Now, she's looking for a minivan and trying to feed six extra mouths.
"I just took custody of my six grandchildren," said Dunn, a mental health technician at Morton Plant Hospital. "I applied for food stamps, but they haven't come through yet. Without this, I would be in big trouble."
She was getting food Monday afternoon at the Religious Community Services Food Bank at 700 Druid Road. Dunn is among an increasing number of residents who are turning to the food pantry, which in turn is in danger of running out of food.
"Our donations are doing rather well," said Kathi Trautwein, RCS director. "But with the economy, we are seeing people who never in their life thought they would have to go to a place like a food bank."
Trautwein said in the past few months, the Food Pantry has serviced 20 first-time families a day. RCS usually averages about 112 families a day but last week that number rose to 152.
"I've seen more tears than I've ever seen since being here," Trautwein said. "They are tears of frustration and gratitude."
RCS is serving 35 percent more people than last year but will likely give the same $2.1 million worth of food for the same period, food bank officials said. The organization is serving 100 percent more people than it did two years ago.
"Right now, the biggest problem is having enough food for all the people coming to us," said Duggan Cooley, RCS president. "We are right at the cusp of meeting the demand. We are having to give people a little less than we did."
RCS got a little reprieve Monday. The organization received $12,500 from the Emergency Food and Shelter Program, which is part of the federal government's stimulus package. But that money will purchase only enough food for about a week, Trautwein said.
At one time, the metal bins and shelves in the RCS warehouse were overflowing with cans of spaghetti sauce, noodles, canned fruits and vegetables, and jars of peanut butter. Now, workers are asking if they should put one can of soup in a bag instead of the usual two.
With the RCS Food Bank, no one is turned down. A family is given enough food to last three to four days. The amount is determined by the size of the family.
The Food Bank has been providing food to the Pinellas County's needy for about 27 years.
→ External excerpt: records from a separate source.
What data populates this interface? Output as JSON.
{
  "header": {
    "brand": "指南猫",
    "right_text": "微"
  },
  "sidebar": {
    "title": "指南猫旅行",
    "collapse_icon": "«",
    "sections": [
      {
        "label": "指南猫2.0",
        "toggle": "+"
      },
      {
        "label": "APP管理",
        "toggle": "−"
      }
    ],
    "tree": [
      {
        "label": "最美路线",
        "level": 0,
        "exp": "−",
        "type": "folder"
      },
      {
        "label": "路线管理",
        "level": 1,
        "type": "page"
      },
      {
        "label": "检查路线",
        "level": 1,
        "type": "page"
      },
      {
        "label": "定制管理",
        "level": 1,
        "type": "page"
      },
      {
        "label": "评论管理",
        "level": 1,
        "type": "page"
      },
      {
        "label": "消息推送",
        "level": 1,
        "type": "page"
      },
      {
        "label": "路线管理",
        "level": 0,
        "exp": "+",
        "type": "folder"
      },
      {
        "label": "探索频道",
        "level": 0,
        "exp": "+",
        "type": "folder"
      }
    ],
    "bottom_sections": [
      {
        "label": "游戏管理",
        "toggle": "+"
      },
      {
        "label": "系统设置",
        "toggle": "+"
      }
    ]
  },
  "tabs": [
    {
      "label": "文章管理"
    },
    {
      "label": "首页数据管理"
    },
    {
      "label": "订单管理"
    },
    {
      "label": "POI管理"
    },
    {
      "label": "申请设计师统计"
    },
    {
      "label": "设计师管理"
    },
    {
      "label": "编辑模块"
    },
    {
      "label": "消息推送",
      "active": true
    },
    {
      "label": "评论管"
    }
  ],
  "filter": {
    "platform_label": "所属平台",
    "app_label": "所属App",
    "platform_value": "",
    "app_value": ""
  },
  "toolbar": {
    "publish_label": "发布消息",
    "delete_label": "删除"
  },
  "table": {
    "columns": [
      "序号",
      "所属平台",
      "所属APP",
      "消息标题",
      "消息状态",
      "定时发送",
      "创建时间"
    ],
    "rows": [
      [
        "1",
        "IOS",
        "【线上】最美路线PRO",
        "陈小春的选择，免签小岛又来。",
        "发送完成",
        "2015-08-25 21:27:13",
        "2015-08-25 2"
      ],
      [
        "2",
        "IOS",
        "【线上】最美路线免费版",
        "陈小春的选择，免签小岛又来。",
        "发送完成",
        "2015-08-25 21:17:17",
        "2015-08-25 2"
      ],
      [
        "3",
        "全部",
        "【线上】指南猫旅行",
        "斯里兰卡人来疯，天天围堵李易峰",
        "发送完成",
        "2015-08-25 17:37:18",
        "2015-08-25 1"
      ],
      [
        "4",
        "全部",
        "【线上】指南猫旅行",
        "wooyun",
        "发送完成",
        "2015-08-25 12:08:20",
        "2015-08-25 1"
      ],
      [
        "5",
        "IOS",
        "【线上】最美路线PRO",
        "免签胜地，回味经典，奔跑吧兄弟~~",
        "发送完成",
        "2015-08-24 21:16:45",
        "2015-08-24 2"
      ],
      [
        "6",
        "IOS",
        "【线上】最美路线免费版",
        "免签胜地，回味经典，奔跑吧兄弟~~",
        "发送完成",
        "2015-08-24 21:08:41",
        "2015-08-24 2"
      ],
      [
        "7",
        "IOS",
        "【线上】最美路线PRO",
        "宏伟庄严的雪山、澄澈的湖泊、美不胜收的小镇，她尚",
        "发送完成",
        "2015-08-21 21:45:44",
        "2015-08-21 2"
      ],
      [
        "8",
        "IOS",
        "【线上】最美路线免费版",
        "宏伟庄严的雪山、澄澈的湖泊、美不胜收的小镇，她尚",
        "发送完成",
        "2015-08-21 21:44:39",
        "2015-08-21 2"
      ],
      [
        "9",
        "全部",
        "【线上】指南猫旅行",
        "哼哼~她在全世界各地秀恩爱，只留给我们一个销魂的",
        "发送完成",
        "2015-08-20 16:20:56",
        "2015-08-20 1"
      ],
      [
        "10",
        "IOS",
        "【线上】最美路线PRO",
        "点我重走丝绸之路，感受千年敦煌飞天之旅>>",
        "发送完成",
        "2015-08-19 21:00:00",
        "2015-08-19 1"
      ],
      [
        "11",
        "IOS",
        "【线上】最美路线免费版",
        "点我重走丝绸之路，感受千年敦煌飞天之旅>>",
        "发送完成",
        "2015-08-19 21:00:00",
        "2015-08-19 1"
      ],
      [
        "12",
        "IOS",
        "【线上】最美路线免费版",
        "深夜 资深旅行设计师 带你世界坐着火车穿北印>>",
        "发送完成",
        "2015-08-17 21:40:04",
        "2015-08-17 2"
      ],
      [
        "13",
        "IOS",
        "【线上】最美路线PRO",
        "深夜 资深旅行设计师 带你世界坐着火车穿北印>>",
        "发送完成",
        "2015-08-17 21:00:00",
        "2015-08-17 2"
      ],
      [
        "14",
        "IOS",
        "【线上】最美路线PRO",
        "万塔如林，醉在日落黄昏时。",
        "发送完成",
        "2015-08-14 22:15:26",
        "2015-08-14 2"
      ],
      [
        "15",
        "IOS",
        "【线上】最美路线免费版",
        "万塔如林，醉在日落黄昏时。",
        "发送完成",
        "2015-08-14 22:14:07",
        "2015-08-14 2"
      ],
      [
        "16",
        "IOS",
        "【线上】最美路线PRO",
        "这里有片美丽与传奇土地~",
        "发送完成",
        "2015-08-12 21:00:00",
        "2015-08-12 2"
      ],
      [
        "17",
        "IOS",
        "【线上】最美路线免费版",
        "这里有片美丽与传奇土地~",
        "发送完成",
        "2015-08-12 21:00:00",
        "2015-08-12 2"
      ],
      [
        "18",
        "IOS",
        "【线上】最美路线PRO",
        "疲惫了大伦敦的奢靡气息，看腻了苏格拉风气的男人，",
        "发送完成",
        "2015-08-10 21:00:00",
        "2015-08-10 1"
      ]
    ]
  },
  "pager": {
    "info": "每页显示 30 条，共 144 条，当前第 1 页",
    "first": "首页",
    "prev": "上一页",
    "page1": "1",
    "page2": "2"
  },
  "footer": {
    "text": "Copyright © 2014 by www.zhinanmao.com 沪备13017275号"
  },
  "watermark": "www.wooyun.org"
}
James Whitlatch, 47, of Dunedin is one of those people.
"Every little bit helps," he said as he loaded his car with groceries. "With the economy the way it is, RCS is very important."
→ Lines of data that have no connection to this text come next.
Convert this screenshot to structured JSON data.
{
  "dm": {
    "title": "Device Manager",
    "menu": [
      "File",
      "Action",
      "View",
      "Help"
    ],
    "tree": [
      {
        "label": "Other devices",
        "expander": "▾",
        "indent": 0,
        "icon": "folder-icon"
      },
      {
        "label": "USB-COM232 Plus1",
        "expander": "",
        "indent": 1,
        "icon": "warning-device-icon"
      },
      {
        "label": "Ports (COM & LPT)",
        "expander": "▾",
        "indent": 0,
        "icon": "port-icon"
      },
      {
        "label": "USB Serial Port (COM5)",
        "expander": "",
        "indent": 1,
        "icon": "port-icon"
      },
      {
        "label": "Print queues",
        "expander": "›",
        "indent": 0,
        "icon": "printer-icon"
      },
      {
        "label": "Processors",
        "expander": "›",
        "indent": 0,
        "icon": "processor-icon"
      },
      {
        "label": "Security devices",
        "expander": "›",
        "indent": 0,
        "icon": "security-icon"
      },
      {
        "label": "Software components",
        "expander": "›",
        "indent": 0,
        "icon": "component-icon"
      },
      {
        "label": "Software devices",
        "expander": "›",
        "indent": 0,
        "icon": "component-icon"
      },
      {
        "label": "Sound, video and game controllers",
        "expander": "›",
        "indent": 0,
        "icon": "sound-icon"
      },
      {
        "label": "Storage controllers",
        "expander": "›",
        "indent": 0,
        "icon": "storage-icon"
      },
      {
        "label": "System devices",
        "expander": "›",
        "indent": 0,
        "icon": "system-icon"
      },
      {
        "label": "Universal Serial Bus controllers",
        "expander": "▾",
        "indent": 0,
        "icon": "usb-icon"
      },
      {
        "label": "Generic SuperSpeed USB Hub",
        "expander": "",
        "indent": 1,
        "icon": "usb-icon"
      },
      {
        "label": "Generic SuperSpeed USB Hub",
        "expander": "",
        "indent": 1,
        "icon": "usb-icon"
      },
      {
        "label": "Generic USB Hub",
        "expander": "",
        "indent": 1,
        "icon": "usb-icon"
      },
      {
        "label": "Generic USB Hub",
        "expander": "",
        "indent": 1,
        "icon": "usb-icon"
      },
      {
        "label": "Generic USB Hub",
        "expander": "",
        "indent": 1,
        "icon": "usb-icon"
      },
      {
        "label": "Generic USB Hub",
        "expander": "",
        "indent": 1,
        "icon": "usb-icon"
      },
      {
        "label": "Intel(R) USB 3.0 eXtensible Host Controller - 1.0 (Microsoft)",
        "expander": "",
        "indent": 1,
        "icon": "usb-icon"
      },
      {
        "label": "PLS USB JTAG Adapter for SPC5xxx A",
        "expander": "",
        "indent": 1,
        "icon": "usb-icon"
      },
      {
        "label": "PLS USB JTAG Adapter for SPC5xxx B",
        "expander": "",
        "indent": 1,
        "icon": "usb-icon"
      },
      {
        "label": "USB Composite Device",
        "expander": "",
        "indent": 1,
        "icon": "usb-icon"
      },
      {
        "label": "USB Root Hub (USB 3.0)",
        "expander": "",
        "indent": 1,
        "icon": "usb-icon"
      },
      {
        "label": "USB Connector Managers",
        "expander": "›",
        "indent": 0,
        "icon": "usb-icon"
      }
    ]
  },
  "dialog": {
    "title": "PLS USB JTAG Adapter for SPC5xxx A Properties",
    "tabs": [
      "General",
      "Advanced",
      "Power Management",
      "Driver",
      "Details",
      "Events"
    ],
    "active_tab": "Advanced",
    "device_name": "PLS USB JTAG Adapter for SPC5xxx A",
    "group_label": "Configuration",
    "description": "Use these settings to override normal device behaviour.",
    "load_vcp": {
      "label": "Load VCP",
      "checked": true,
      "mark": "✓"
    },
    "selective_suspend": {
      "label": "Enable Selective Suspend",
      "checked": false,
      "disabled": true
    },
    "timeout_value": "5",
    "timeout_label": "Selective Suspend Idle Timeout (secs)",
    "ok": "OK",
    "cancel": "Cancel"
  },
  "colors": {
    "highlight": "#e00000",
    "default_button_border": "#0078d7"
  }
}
Dunn, who works third shift at the hospital, is one of those who never imagined she would have to come to a food pantry for help. But her grandchildren, ranging in ages from 1 to 13, had been separated in Tennessee foster homes. When she heard they were up for adoption, Dunn applied for custody.
She brought them back to Clearwater on Saturday.
"I called 211 for help and they told me about this place," Dunn said as she loaded food into the Mustang while several of the children climbed into the convertible. "I called this morning. The cupboards are bare."
In the bags of groceries is a chocolate frosted birthday cake. Two of the children have birthdays this month.